Autobiography of Stephen Hawking

My Brief History is a memoir published in 2013 by the English physicist Stephen Hawking. The book recounts Hawking's journey from his post-war London boyhood to his years of international acclaim and celebrity.

==Reception==
My Brief History has received modest praise from critics. Ian Sample of The Guardian wrote, "Hawking's memoir, My Brief History, is a skip across the surface of the Cambridge cosmologist's life, from his quirky upbringing in London and St Albans to his latest work on the beginning of time and the evolution of the universe. The details are sketched, but the brevity makes for a bold picture.

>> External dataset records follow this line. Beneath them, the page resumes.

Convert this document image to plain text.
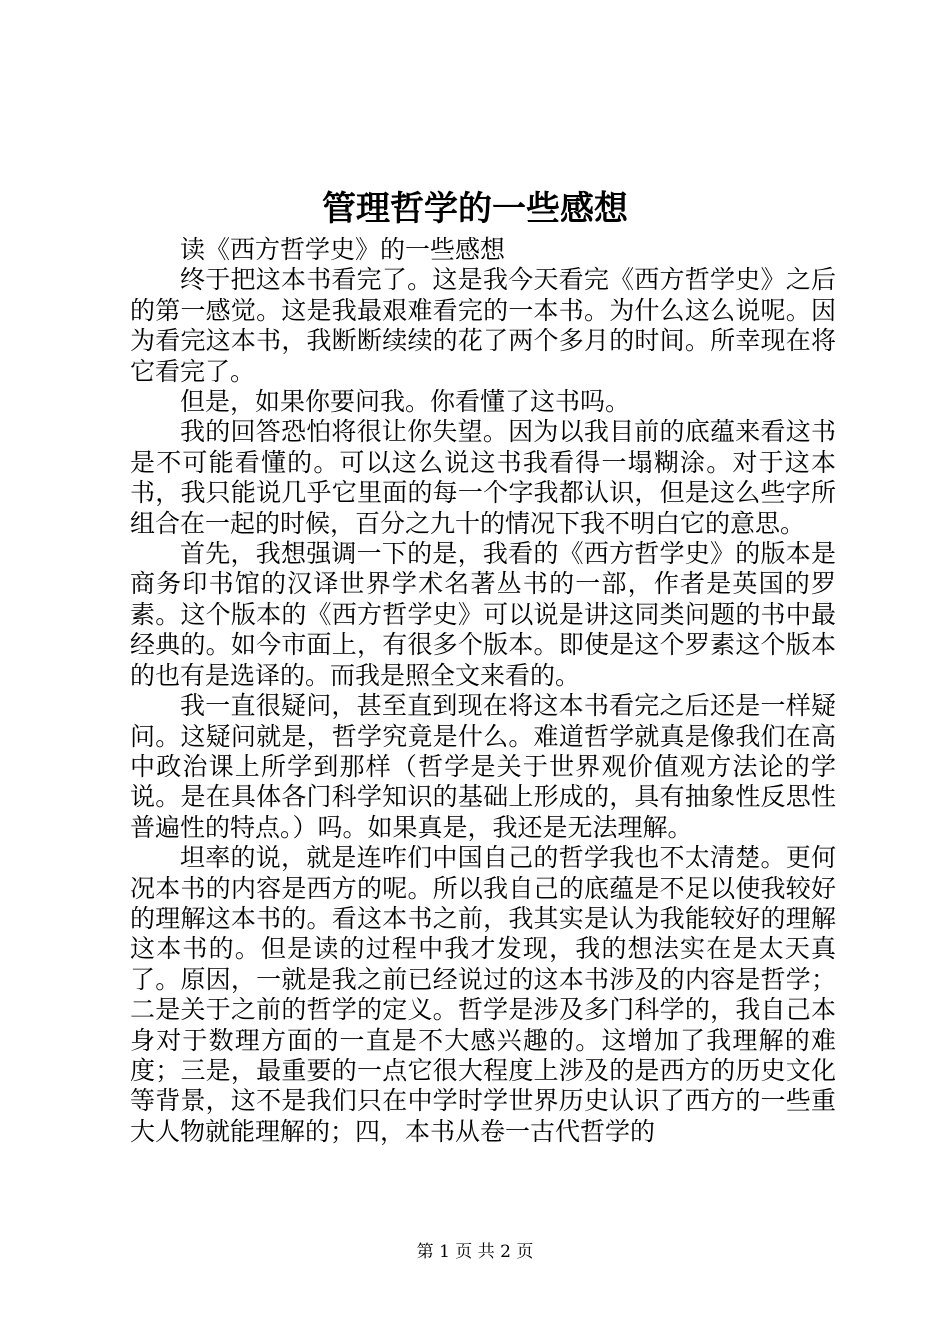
管理哲学的一些感想

读《西方哲学史》的一些感想

终于把这本书看完了。这是我今天看完《西方哲学史》之后的第一感觉。这是我最艰难看完的一本书。为什么这么说呢。因为看完这本书，我断断续续的花了两个多月的时间。所幸现在将它看完了。

但是，如果你要问我。你看懂了这书吗。

我的回答恐怕将很让你失望。因为以我目前的底蕴来看这书是不可能看懂的。可以这么说这书我看得一塌糊涂。对于这本书，我只能说几乎它里面的每一个字我都认识，但是这么些字所组合在一起的时候，百分之九十的情况下我不明白它的意思。

首先，我想强调一下的是，我看的《西方哲学史》的版本是商务印书馆的汉译世界学术名著丛书的一部，作者是英国的罗素。这个版本的《西方哲学史》可以说是讲这同类问题的书中最经典的。如今市面上，有很多个版本。即使是这个罗素这个版本的也有是选译的。而我是照全文来看的。

我一直很疑问，甚至直到现在将这本书看完之后还是一样疑问。这疑问就是，哲学究竟是什么。难道哲学就真是像我们在高中政治课上所学到那样（哲学是关于世界观价值观方法论的学说。是在具体各门科学知识的基础上形成的，具有抽象性反思性普遍性的特点。）吗。如果真是，我还是无法理解。

坦率的说，就是连咋们中国自己的哲学我也不太清楚。更何况本书的内容是西方的呢。所以我自己的底蕴是不足以使我较好的理解这本书的。看这本书之前，我其实是认为我能较好的理解这本书的。但是读的过程中我才发现，我的想法实在是太天真了。原因，一就是我之前已经说过的这本书涉及的内容是哲学；二是关于之前的哲学的定义。哲学是涉及多门科学的，我自己本身对于数理方面的一直是不大感兴趣的。这增加了我理解的难度；三是，最重要的一点它很大程度上涉及的是西方的历史文化等背景，这不是我们只在中学时学世界历史认识了西方的一些重大人物就能理解的；四，本书从卷一古代哲学的

第 1 页 共 2 页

Hawking's intellectual activity soars as his illness takes hold and eventually puts an intolerable burden on his marriages." Chuck Leddy of The Boston Globe similarly observed, "It's clear, though, that Hawking is more comfortable looking up at the universe than into himself, more concerned with detailing the evolution of a career than the twists and turns of a life, though he does reveal some interesting details about his beginnings as a scientist. In clean, direct prose, Hawking leads us from his birth in Oxford in 1942 to the present."